Mais, en décentrant à présent notre regard, on relève que parallèlement à ces mouvements de protestation, les enquêtes montrent, notamment chez les jeunes, l’existence d’une forme de contestation sociale à “bas bruit” assez développée durant cette même période précédant le soulèvement de 2011. Même s’il ne s’agit pas d’actions collectives, certaines revendications se recoupent et constituent une continuité avec celles qui étaient portées par les mouvements présentés plus haut. Ainsi, lors de mes enquêtes sur les jeunes dans certains quartiers populaires de Tunis (Ben Amor, 2014), la contestation prend-elle forme à travers un discours souvent porteur de revendications à caractère social, en particulier la question du travail et de la reconnaissance par les acteurs publics.

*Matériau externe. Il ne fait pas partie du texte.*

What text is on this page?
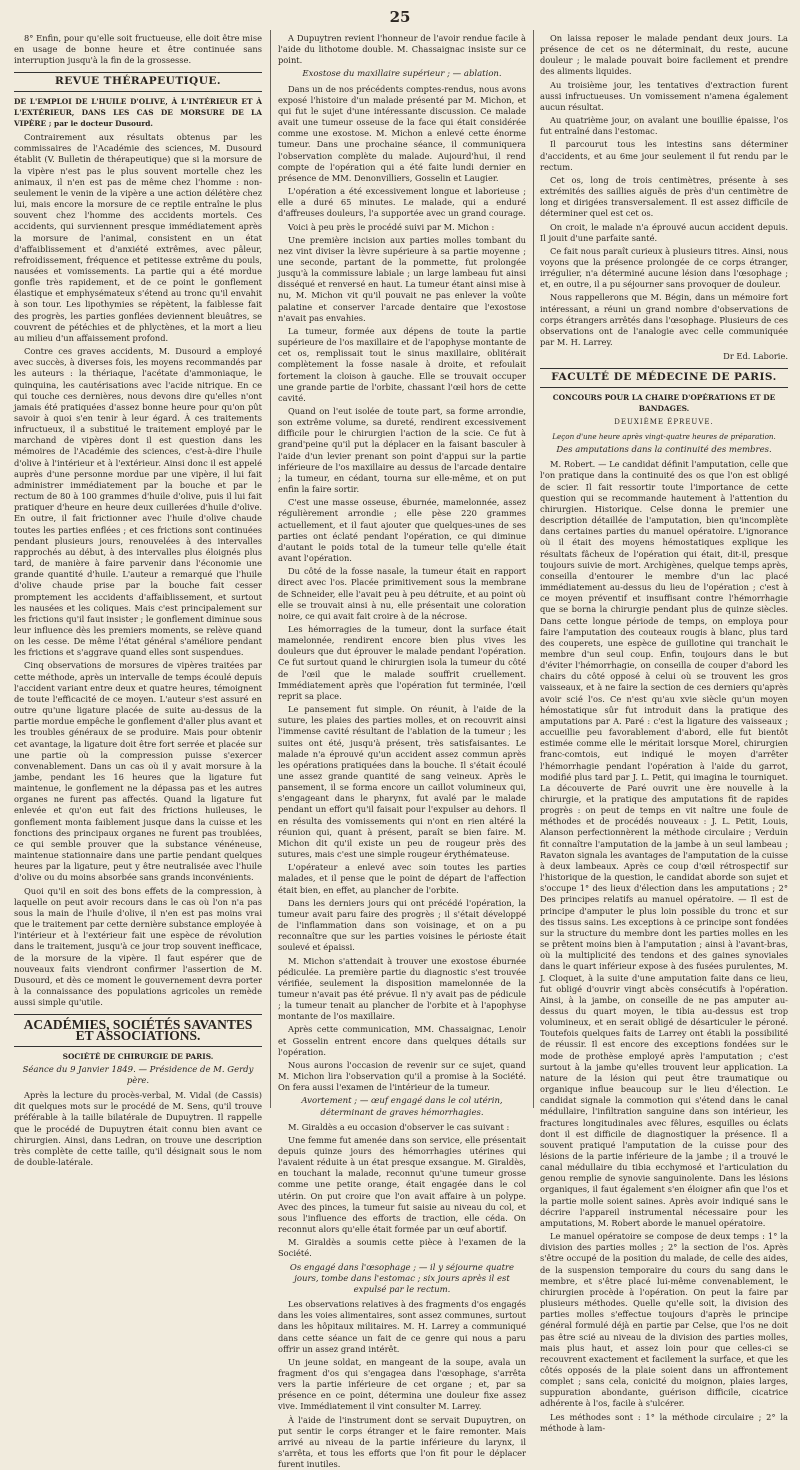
25

8° Enfin, pour qu'elle soit fructueuse, elle doit être mise en usage de bonne heure et être continuée sans interruption jusqu'à la fin de la grossesse.

REVUE THÉRAPEUTIQUE.
DE L'EMPLOI DE L'HUILE D'OLIVE, À L'INTÉRIEUR ET À L'EXTÉRIEUR, DANS LES CAS DE MORSURE DE LA VIPÈRE ; par le docteur Dusourd.

Contrairement aux résultats obtenus par les commissaires de l'Académie des sciences, M. Dusourd établit (V. Bulletin de thérapeutique) que si la morsure de la vipère n'est pas le plus souvent mortelle chez les animaux, il n'en est pas de même chez l'homme : non-seulement le venin de la vipère a une action délétère chez lui, mais encore la morsure de ce reptile entraîne le plus souvent chez l'homme des accidents mortels. Ces accidents, qui surviennent presque immédiatement après la morsure de l'animal, consistent en un état d'affaiblissement et d'anxiété extrêmes, avec pâleur, refroidissement, fréquence et petitesse extrême du pouls, nausées et vomissements. La partie qui a été mordue gonfle très rapidement, et de ce point le gonflement élastique et emphysémateux s'étend au tronc qu'il envahit à son tour. Les lipothymies se répètent, la faiblesse fait des progrès, les parties gonflées deviennent bleuâtres, se couvrent de pétéchies et de phlyctènes, et la mort a lieu au milieu d'un affaissement profond.

Contre ces graves accidents, M. Dusourd a employé avec succès, à diverses fois, les moyens recommandés par les auteurs : la thériaque, l'acétate d'ammoniaque, le quinquina, les cautérisations avec l'acide nitrique. En ce qui touche ces dernières, nous devons dire qu'elles n'ont jamais été pratiquées d'assez bonne heure pour qu'on pût savoir à quoi s'en tenir à leur égard. À ces traitements infructueux, il a substitué le traitement employé par le marchand de vipères dont il est question dans les mémoires de l'Académie des sciences, c'est-à-dire l'huile d'olive à l'intérieur et à l'extérieur. Ainsi donc il est appelé auprès d'une personne mordue par une vipère, il lui fait administrer immédiatement par la bouche et par le rectum de 80 à 100 grammes d'huile d'olive, puis il lui fait pratiquer d'heure en heure deux cuillerées d'huile d'olive. En outre, il fait frictionner avec l'huile d'olive chaude toutes les parties enflées ; et ces frictions sont continuées pendant plusieurs jours, renouvelées à des intervalles rapprochés au début, à des intervalles plus éloignés plus tard, de manière à faire parvenir dans l'économie une grande quantité d'huile. L'auteur a remarqué que l'huile d'olive chaude prise par la bouche fait cesser promptement les accidents d'affaiblissement, et surtout les nausées et les coliques. Mais c'est principalement sur les frictions qu'il faut insister ; le gonflement diminue sous leur influence dès les premiers moments, se relève quand on les cesse. De même l'état général s'améliore pendant les frictions et s'aggrave quand elles sont suspendues.

Cinq observations de morsures de vipères traitées par cette méthode, après un intervalle de temps écoulé depuis l'accident variant entre deux et quatre heures, témoignent de toute l'efficacité de ce moyen. L'auteur s'est assuré en outre qu'une ligature placée de suite au-dessus de la partie mordue empêche le gonflement d'aller plus avant et les troubles généraux de se produire. Mais pour obtenir cet avantage, la ligature doit être fort serrée et placée sur une partie où la compression puisse s'exercer convenablement. Dans un cas où il y avait morsure à la jambe, pendant les 16 heures que la ligature fut maintenue, le gonflement ne la dépassa pas et les autres organes ne furent pas affectés. Quand la ligature fut enlevée et qu'on eut fait des frictions huileuses, le gonflement monta faiblement jusque dans la cuisse et les fonctions des principaux organes ne furent pas troublées, ce qui semble prouver que la substance vénéneuse, maintenue stationnaire dans une partie pendant quelques heures par la ligature, peut y être neutralisée avec l'huile d'olive ou du moins absorbée sans grands inconvénients.

Quoi qu'il en soit des bons effets de la compression, à laquelle on peut avoir recours dans le cas où l'on n'a pas sous la main de l'huile d'olive, il n'en est pas moins vrai que le traitement par cette dernière substance employée à l'intérieur et à l'extérieur fait une espèce de révolution dans le traitement, jusqu'à ce jour trop souvent inefficace, de la morsure de la vipère. Il faut espérer que de nouveaux faits viendront confirmer l'assertion de M. Dusourd, et dès ce moment le gouvernement devra porter à la connaissance des populations agricoles un remède aussi simple qu'utile.

ACADÉMIES, SOCIÉTÉS SAVANTES ET ASSOCIATIONS.
SOCIÉTÉ DE CHIRURGIE DE PARIS.
Séance du 9 Janvier 1849. — Présidence de M. Gerdy père.

Après la lecture du procès-verbal, M. Vidal (de Cassis) dit quelques mots sur le procédé de M. Sens, qu'il trouve préférable à la taille bilatérale de Dupuytren. Il rappelle que le procédé de Dupuytren était connu bien avant ce chirurgien. Ainsi, dans Ledran, on trouve une description très complète de cette taille, qu'il désignait sous le nom de double-latérale.

A Dupuytren revient l'honneur de l'avoir rendue facile à l'aide du lithotome double. M. Chassaignac insiste sur ce point.

Exostose du maxillaire supérieur ; — ablation.

Dans un de nos précédents comptes-rendus, nous avons exposé l'histoire d'un malade présenté par M. Michon, et qui fut le sujet d'une intéressante discussion. Ce malade avait une tumeur osseuse de la face qui était considérée comme une exostose. M. Michon a enlevé cette énorme tumeur. Dans une prochaine séance, il communiquera l'observation complète du malade. Aujourd'hui, il rend compte de l'opération qui a été faite lundi dernier en présence de MM. Denonvilliers, Gosselin et Laugier.

L'opération a été excessivement longue et laborieuse ; elle a duré 65 minutes. Le malade, qui a enduré d'affreuses douleurs, l'a supportée avec un grand courage.

Voici à peu près le procédé suivi par M. Michon :

Une première incision aux parties molles tombant du nez vint diviser la lèvre supérieure à sa partie moyenne ; une seconde, partant de la pommette, fut prolongée jusqu'à la commissure labiale ; un large lambeau fut ainsi disséqué et renversé en haut. La tumeur étant ainsi mise à nu, M. Michon vit qu'il pouvait ne pas enlever la voûte palatine et conserver l'arcade dentaire que l'exostose n'avait pas envahies.

La tumeur, formée aux dépens de toute la partie supérieure de l'os maxillaire et de l'apophyse montante de cet os, remplissait tout le sinus maxillaire, oblitérait complètement la fosse nasale à droite, et refoulait fortement la cloison à gauche. Elle se trouvait occuper une grande partie de l'orbite, chassant l'œil hors de cette cavité.

Quand on l'eut isolée de toute part, sa forme arrondie, son extrême volume, sa dureté, rendirent excessivement difficile pour le chirurgien l'action de la scie. Ce fut à grand'peine qu'il put la déplacer en la faisant basculer à l'aide d'un levier prenant son point d'appui sur la partie inférieure de l'os maxillaire au dessus de l'arcade dentaire ; la tumeur, en cédant, tourna sur elle-même, et on put enfin la faire sortir.

C'est une masse osseuse, éburnée, mamelonnée, assez régulièrement arrondie ; elle pèse 220 grammes actuellement, et il faut ajouter que quelques-unes de ses parties ont éclaté pendant l'opération, ce qui diminue d'autant le poids total de la tumeur telle qu'elle était avant l'opération.

Du côté de la fosse nasale, la tumeur était en rapport direct avec l'os. Placée primitivement sous la membrane de Schneider, elle l'avait peu à peu détruite, et au point où elle se trouvait ainsi à nu, elle présentait une coloration noire, ce qui avait fait croire à de la nécrose.

Les hémorragies de la tumeur, dont la surface était mamelonnée, rendirent encore bien plus vives les douleurs que dut éprouver le malade pendant l'opération. Ce fut surtout quand le chirurgien isola la tumeur du côté de l'œil que le malade souffrit cruellement. Immédiatement après que l'opération fut terminée, l'œil reprit sa place.

Le pansement fut simple. On réunit, à l'aide de la suture, les plaies des parties molles, et on recouvrit ainsi l'immense cavité résultant de l'ablation de la tumeur ; les suites ont été, jusqu'à présent, très satisfaisantes. Le malade n'a éprouvé qu'un accident assez commun après les opérations pratiquées dans la bouche. Il s'était écoulé une assez grande quantité de sang veineux. Après le pansement, il se forma encore un caillot volumineux qui, s'engageant dans le pharynx, fut avalé par le malade pendant un effort qu'il faisait pour l'expulser au dehors. Il en résulta des vomissements qui n'ont en rien altéré la réunion qui, quant à présent, paraît se bien faire. M. Michon dit qu'il existe un peu de rougeur près des sutures, mais c'est une simple rougeur érythémateuse.

L'opérateur a enlevé avec soin toutes les parties malades, et il pense que le point de départ de l'affection était bien, en effet, au plancher de l'orbite.

Dans les derniers jours qui ont précédé l'opération, la tumeur avait paru faire des progrès ; il s'était développé de l'inflammation dans son voisinage, et on a pu reconnaître que sur les parties voisines le périoste était soulevé et épaissi.

M. Michon s'attendait à trouver une exostose éburnée pédiculée. La première partie du diagnostic s'est trouvée vérifiée, seulement la disposition mamelonnée de la tumeur n'avait pas été prévue. Il n'y avait pas de pédicule ; la tumeur tenait au plancher de l'orbite et à l'apophyse montante de l'os maxillaire.

Après cette communication, MM. Chassaignac, Lenoir et Gosselin entrent encore dans quelques détails sur l'opération.

Nous aurons l'occasion de revenir sur ce sujet, quand M. Michon lira l'observation qu'il a promise à la Société. On fera aussi l'examen de l'intérieur de la tumeur.

Avortement ; — œuf engagé dans le col utérin, déterminant de graves hémorrhagies.

M. Giraldès a eu occasion d'observer le cas suivant :

Une femme fut amenée dans son service, elle présentait depuis quinze jours des hémorrhagies utérines qui l'avaient réduite à un état presque exsangue. M. Giraldès, en touchant la malade, reconnut qu'une tumeur grosse comme une petite orange, était engagée dans le col utérin. On put croire que l'on avait affaire à un polype. Avec des pinces, la tumeur fut saisie au niveau du col, et sous l'influence des efforts de traction, elle céda. On reconnut alors qu'elle était formée par un œuf abortif.

M. Giraldès a soumis cette pièce à l'examen de la Société.

Os engagé dans l'œsophage ; — il y séjourne quatre jours, tombe dans l'estomac ; six jours après il est expulsé par le rectum.

Les observations relatives à des fragments d'os engagés dans les voies alimentaires, sont assez communes, surtout dans les hôpitaux militaires. M. H. Larrey a communiqué dans cette séance un fait de ce genre qui nous a paru offrir un assez grand intérêt.

Un jeune soldat, en mangeant de la soupe, avala un fragment d'os qui s'engagea dans l'œsophage, s'arrêta vers la partie inférieure de cet organe ; et, par sa présence en ce point, détermina une douleur fixe assez vive. Immédiatement il vint consulter M. Larrey.

À l'aide de l'instrument dont se servait Dupuytren, on put sentir le corps étranger et le faire remonter. Mais arrivé au niveau de la partie inférieure du larynx, il s'arrêta, et tous les efforts que l'on fit pour le déplacer furent inutiles.

On laissa reposer le malade pendant deux jours. La présence de cet os ne déterminait, du reste, aucune douleur ; le malade pouvait boire facilement et prendre des aliments liquides.

Au troisième jour, les tentatives d'extraction furent aussi infructueuses. Un vomissement n'amena également aucun résultat.

Au quatrième jour, on avalant une bouillie épaisse, l'os fut entraîné dans l'estomac.

Il parcourut tous les intestins sans déterminer d'accidents, et au 6me jour seulement il fut rendu par le rectum.

Cet os, long de trois centimètres, présente à ses extrémités des saillies aiguës de près d'un centimètre de long et dirigées transversalement. Il est assez difficile de déterminer quel est cet os.

On croit, le malade n'a éprouvé aucun accident depuis. Il jouit d'une parfaite santé.

Ce fait nous paraît curieux à plusieurs titres. Ainsi, nous voyons que la présence prolongée de ce corps étranger, irrégulier, n'a déterminé aucune lésion dans l'œsophage ; et, en outre, il a pu séjourner sans provoquer de douleur.

Nous rappellerons que M. Bégin, dans un mémoire fort intéressant, a réuni un grand nombre d'observations de corps étrangers arrêtés dans l'œsophage. Plusieurs de ces observations ont de l'analogie avec celle communiquée par M. H. Larrey.

Dr Ed. Laborie.
FACULTÉ DE MÉDECINE DE PARIS.
CONCOURS POUR LA CHAIRE D'OPÉRATIONS ET DE BANDAGES.
DEUXIÈME ÉPREUVE.
Leçon d'une heure après vingt-quatre heures de préparation.
Des amputations dans la continuité des membres.

M. Robert. — Le candidat définit l'amputation, celle que l'on pratique dans la continuité des os que l'on est obligé de scier. Il fait ressortir toute l'importance de cette question qui se recommande hautement à l'attention du chirurgien. Historique. Celse donna le premier une description détaillée de l'amputation, bien qu'incomplète dans certaines parties du manuel opératoire. L'ignorance où il était des moyens hémostatiques explique les résultats fâcheux de l'opération qui était, dit-il, presque toujours suivie de mort. Archigènes, quelque temps après, conseilla d'entourer le membre d'un lac placé immédiatement au-dessus du lieu de l'opération ; c'est à ce moyen préventif et insuffisant contre l'hémorrhagie que se borna la chirurgie pendant plus de quinze siècles. Dans cette longue période de temps, on employa pour faire l'amputation des couteaux rougis à blanc, plus tard des couperets, une espèce de guillotine qui tranchait le membre d'un seul coup. Enfin, toujours dans le but d'éviter l'hémorrhagie, on conseilla de couper d'abord les chairs du côté opposé à celui où se trouvent les gros vaisseaux, et à ne faire la section de ces derniers qu'après avoir scié l'os. Ce n'est qu'au xvie siècle qu'un moyen hémostatique sûr fut introduit dans la pratique des amputations par A. Paré : c'est la ligature des vaisseaux ; accueillie peu favorablement d'abord, elle fut bientôt estimée comme elle le méritait lorsque Morel, chirurgien franc-comtois, eut indiqué le moyen d'arrêter l'hémorrhagie pendant l'opération à l'aide du garrot, modifié plus tard par J. L. Petit, qui imagina le tourniquet. La découverte de Paré ouvrit une ère nouvelle à la chirurgie, et la pratique des amputations fit de rapides progrès : on peut de temps en vit naître une foule de méthodes et de procédés nouveaux : J. L. Petit, Louis, Alanson perfectionnèrent la méthode circulaire ; Verduin fit connaître l'amputation de la jambe à un seul lambeau ; Ravaton signala les avantages de l'amputation de la cuisse à deux lambeaux. Après ce coup d'œil rétrospectif sur l'historique de la question, le candidat aborde son sujet et s'occupe 1° des lieux d'élection dans les amputations ; 2° Des principes relatifs au manuel opératoire. — Il est de principe d'amputer le plus loin possible du tronc et sur des tissus sains. Les exceptions à ce principe sont fondées sur la structure du membre dont les parties molles en les se prêtent moins bien à l'amputation ; ainsi à l'avant-bras, où la multiplicité des tendons et des gaines synoviales dans le quart inférieur expose à des fusées purulentes, M. J. Cloquet, à la suite d'une amputation faite dans ce lieu, fut obligé d'ouvrir vingt abcès consécutifs à l'opération. Ainsi, à la jambe, on conseille de ne pas amputer au-dessus du quart moyen, le tibia au-dessus est trop volumineux, et en serait obligé de désarticuler le péroné. Toutefois quelques faits de Larrey ont établi la possibilité de réussir. Il est encore des exceptions fondées sur le mode de prothèse employé après l'amputation ; c'est surtout à la jambe qu'elles trouvent leur application. La nature de la lésion qui peut être traumatique ou organique influe beaucoup sur le lieu d'élection. Le candidat signale la commotion qui s'étend dans le canal médullaire, l'infiltration sanguine dans son intérieur, les fractures longitudinales avec fêlures, esquilles ou éclats dont il est difficile de diagnostiquer la présence. Il a souvent pratiqué l'amputation de la cuisse pour des lésions de la partie inférieure de la jambe ; il a trouvé le canal médullaire du tibia ecchymosé et l'articulation du genou remplie de synovie sanguinolente. Dans les lésions organiques, il faut également s'en éloigner afin que l'os et la partie molle soient saines. Après avoir indiqué sans le décrire l'appareil instrumental nécessaire pour les amputations, M. Robert aborde le manuel opératoire.

Le manuel opératoire se compose de deux temps : 1° la division des parties molles ; 2° la section de l'os. Après s'être occupé de la position du malade, de celle des aides, de la suspension temporaire du cours du sang dans le membre, et s'être placé lui-même convenablement, le chirurgien procède à l'opération. On peut la faire par plusieurs méthodes. Quelle qu'elle soit, la division des parties molles s'effectue toujours d'après le principe général formulé déjà en partie par Celse, que l'os ne doit pas être scié au niveau de la division des parties molles, mais plus haut, et assez loin pour que celles-ci se recouvrent exactement et facilement la surface, et que les côtés opposés de la plaie soient dans un affrontement complet ; sans cela, conicité du moignon, plaies larges, suppuration abondante, guérison difficile, cicatrice adhérente à l'os, facile à s'ulcérer.

Les méthodes sont : 1° la méthode circulaire ; 2° la méthode à lam-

En effet, j’avais relevé chez nombre d’enquêtés la présence d’attitudes renvoyant à une forme de critique sociale qui va s’élargir à la notion de droits, souvent rapportés au monde du travail. Ceci suggère un rapprochement avec la notion de citoyenneté qui reprend à son compte l’idée de droits souvent présente dans le discours des jeunes. Il s’agirait plus précisément de citoyenneté sociale. Autrement dit, il m’est clairement apparu qu’ils ne raisonnaient pas en termes de citoyenneté mais en termes de revendication de certains droits semblables pour tous, la notion de « droit » étant à prendre ici dans le sens d’obligation attendue de leur part, car ils pensent que les acteurs institutionnels 13 tout autant, bien qu’à un moindre degré, que les agents économiques (entreprises, etc.) sont dans l’obligation de les leur fournir. A ce propos, il m’avait semblé particulièrement intéressant de noter le passage chez nombre de jeunes de la notion de « je veux » qui ne traduit pas la possibilité de soumettre une demande à la délibération en termes de droits, à la notion plus proche de la citoyenneté « j’ai droit à », que l’on retrouvera par la suite dans la bouche des jeunes lors du soulèvement de 2011 : « le travail est un droit, bande de voleurs ».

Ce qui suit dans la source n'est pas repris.